On top of the bullet dodging, some levels provide sections of walls which are a thick white. These areas can be munched or shot down, but it takes an extremely long time to do so. It literally takes a minute or more to eat through a white block, and some levels have quite a few, so removing them this way is not usually very practical. In most cases, there is an alternate way to blow them up, like destroying nearby or linked cannons. For example, on one level, you need to destroy all of the cannons top and bottom first, before your Zorlon cannon has any chance to reach the Qotile. On another, you have to go through a very difficult maze and destroy a well-protected cannon before a path to shoot the Qotile opened up. On one level, I decided to just eat through the white section (which took forever) because it made getting to the boss easier, despite other options being available because it was ultimately easier, though quite time consuming.

All in all, level design is generally quite good, though a few are certainly more frustrating than others. There are many very large difficulty spikes in several places, and they did try my patience on several occasions. I still kept coming back to the game though - it's just really fun to play. It's even better with two players, as you can cover each other, try two approaches at once, or have one player keep shooting/eating while the other aims or uses the Zorlon cannon. It's a blast and I recommend playing with someone else if you can.

Graphically, it uses an art style quite similar to the other Recharged games, with smooth, simple shapes, and nice large explosions that shake the screen. The music is also great, and fits well. The game also ran great on everything we tried it on, including the Steam Deck, though the game stretches to fill the display on non-16:9 aspect ratio displays, and the Steam Deck uses 16:10, so it makes everything tall. The fix for this (at least on Steam Deck) is to enable Windowed mode, which properly draws black borders around the game to preserve the aspect ratio. This works on Steam Deck because of how the SteamOS windowing system works; this may be less preferred on other systems.

While playing with my son on my Windows desktop in multiplayer mode, we ran into audio bugs where everything got quiet most of the time because both of us were constantly shooting (as one tends to do). We expected loud bullet chaos, and instead got an odd silence. I hope they fix this!

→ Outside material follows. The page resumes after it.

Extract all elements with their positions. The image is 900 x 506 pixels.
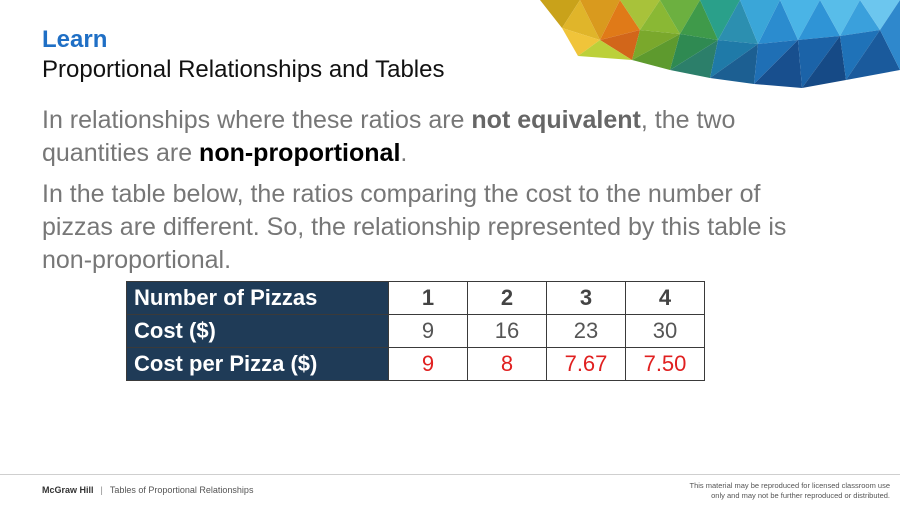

Morally there isn't much to worry about. Like other shooting games, you can shoot or be shot at. Your fly-like creature might be organic, or maybe not. Same with your enemies; some are clearly robotic turrets, but not sure about the Qotiles. There is no blood or gore, only explosions.

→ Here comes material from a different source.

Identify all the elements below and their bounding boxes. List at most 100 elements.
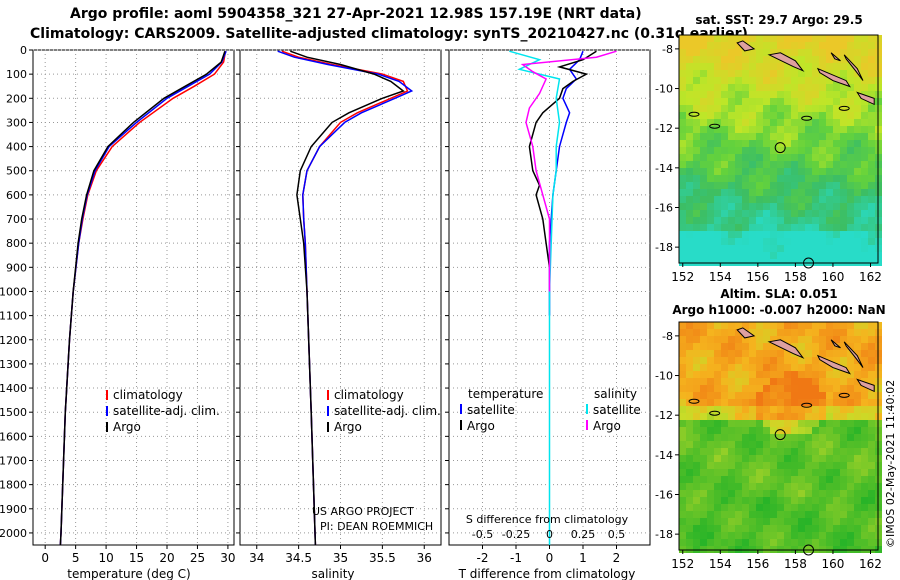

Yars: Recharged isn't a perfect Arcade-style game, but it's a ton of fun. Even if I found myself incredibly frustrated playing some of these levels, I still enjoyed my time with it, and I've played short sessions of it all around the house because it's just so much fun, even in relatively short Arcade mode stints. And two-player mode is great. While I haven't gotten to review all of the Recharged games released so far, this one is definitely my favorite of the ones I've played so far. If you like simple shoot 'em up action with a twist, I'm sure you'll love Yars: Recharged like I do!